I got arrested (sort of) when I was twelve years old. That summer my cousin, Lewis, and I spent a lot of time driving his go-kart on a dirt road near his house. One day a teenager rode by on a motorcycle and stopped to talk. Just for fun, he and I decided to have a drag race.
I stopped fifty feet into the race because the motorcycle literally left me in the dust. I was surprised when I turned around and saw a police car’s flashing lights. The policeman lived on that road and had been sitting in his patrol car in his driveway talking with his wife for the last hour while we rode up and down the road in front of him. Our five second “race” had apparently interested him enough to leave the driveway and join us.
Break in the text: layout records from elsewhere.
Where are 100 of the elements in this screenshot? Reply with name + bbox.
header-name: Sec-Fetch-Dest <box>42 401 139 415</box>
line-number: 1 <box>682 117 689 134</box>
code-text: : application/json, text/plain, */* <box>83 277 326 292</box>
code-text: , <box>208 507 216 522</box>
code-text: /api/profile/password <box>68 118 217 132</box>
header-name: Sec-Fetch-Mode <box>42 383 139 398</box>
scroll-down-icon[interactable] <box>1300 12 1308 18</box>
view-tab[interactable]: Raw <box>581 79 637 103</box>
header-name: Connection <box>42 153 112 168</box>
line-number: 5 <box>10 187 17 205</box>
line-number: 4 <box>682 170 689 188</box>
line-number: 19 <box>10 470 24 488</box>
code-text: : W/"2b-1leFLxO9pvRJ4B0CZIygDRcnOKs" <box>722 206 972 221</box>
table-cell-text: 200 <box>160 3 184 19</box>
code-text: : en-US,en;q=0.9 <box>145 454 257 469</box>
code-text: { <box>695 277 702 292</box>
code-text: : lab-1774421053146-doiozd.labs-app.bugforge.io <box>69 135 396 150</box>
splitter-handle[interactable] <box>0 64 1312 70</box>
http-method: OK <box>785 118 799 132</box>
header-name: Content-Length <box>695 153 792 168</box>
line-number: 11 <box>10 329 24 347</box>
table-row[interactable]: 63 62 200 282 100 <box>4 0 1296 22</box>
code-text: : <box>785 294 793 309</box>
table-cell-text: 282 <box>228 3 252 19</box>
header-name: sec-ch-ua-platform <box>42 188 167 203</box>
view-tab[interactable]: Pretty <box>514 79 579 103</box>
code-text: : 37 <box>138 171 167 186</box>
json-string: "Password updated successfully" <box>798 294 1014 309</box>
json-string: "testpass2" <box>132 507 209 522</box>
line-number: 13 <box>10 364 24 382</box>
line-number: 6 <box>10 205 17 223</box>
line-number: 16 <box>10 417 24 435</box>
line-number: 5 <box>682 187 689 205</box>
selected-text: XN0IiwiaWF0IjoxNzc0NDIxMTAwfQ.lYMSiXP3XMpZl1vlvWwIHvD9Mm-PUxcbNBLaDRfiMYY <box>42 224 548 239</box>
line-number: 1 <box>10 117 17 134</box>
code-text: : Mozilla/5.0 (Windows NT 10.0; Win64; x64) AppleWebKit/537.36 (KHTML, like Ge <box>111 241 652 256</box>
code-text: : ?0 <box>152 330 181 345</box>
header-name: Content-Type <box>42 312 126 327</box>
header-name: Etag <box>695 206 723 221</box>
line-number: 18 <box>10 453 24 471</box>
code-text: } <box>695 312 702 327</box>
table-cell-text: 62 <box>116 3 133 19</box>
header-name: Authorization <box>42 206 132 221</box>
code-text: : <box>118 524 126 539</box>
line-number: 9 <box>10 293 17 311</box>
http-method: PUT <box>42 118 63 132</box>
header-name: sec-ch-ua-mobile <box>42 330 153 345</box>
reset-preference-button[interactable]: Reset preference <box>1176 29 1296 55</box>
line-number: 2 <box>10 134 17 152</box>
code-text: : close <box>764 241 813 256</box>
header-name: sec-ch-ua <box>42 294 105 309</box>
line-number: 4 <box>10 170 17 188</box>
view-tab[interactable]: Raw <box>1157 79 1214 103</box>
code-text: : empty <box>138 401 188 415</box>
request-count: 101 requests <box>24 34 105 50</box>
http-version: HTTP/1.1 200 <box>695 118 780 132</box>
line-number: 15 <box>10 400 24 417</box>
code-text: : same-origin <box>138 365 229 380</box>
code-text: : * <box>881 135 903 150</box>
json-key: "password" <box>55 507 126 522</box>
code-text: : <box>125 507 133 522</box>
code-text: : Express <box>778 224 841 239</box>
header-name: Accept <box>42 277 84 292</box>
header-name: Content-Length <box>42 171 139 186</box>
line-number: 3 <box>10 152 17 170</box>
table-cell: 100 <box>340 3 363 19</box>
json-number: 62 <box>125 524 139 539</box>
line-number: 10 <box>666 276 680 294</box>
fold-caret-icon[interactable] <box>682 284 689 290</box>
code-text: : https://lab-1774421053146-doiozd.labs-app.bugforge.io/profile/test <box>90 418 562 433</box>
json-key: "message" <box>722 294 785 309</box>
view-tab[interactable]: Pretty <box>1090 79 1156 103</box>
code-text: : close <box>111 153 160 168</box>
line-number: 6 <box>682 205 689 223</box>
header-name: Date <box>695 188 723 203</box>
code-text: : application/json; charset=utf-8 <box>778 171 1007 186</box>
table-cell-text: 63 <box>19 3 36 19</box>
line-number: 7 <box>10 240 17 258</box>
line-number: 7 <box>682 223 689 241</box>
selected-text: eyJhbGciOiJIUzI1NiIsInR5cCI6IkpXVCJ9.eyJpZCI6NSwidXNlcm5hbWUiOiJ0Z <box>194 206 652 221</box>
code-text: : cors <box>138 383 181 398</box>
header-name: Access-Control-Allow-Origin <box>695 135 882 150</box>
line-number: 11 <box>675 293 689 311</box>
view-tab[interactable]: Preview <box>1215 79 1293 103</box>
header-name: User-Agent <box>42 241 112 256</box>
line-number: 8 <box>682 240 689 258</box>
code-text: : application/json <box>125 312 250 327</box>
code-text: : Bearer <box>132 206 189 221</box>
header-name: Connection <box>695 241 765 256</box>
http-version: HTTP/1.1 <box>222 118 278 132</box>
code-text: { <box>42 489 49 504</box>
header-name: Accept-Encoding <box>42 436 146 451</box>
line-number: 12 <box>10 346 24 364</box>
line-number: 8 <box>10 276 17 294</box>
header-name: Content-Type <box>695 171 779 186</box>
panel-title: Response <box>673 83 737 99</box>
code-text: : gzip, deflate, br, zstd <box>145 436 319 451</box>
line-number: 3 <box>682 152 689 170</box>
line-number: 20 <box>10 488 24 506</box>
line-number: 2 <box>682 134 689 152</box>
He “arrested” me, loaded me in the back seat of the squad car and told the motorcyclist to follow. At the police station, he took my fingerprints and “booked” me for drag racing on a city street. The motorcyclist never showed. When I called my father to ask him to pick me up at the police station he laughed, until I assured him it was no joke.
The officer told my father the motorcyclist was his real target (“a licensed driver who should have known better”) but he also wanted to teach me a lesson so, thankfully, no real charges were made. He thought we were “daring him to do something.”
The officer was successful in teaching me a lesson, but probably not the one he planned. As I rode home in silence with my father, and since this was my first encounter with a policeman, I was sitting there thinking that police officers are apparently stupid jerks. He told his “real target” to follow him to the station, so, the motorcyclist went the other way when given the chance – well, duh. And, I can say “daring” him never crossed my mind since he had been sitting there watching us and never said a word.
Thankfully, since then I have learned great respect for police officers and what they do. And, concerning that particular officer, stories around town and his short career in law enforcement revealed that he apparently was a stupid jerk.
I still shake my head in disbelief when I recall the incident. I’m sure it was and still is against the law to “drag race” on a city street. But all he had to do was get out of his car, tell his wife “excuse me a minute”, walk the 50 feet to where I was sitting on the go-kart and tell me not to do that because it’s illegal. Simple and done – while some 12-year-old grumbling under my breath may have come, no more drag racing would have happened.
So, what’s to learn from the story? One thing is, no matter how slow your vehicle moves, don’t race on a street, especially if there’s a police car sitting there. The other is to consider the phrase that comes to my mind a lot these days – From Ephesians 4:15 – “But speaking the truth in love…”
While the phrase has a much broader context in our following and teaching the Word of God in every situation, it often comes to mind regarding disagreements or the need for correction. And these days there are a multitude of contentious disagreements and much need for correction. But, in those situations, if our unloving focus is that we need to “teach them a lesson”, instead of being a witness for Jesus Christ, we’ll come across as just another stupid jerk.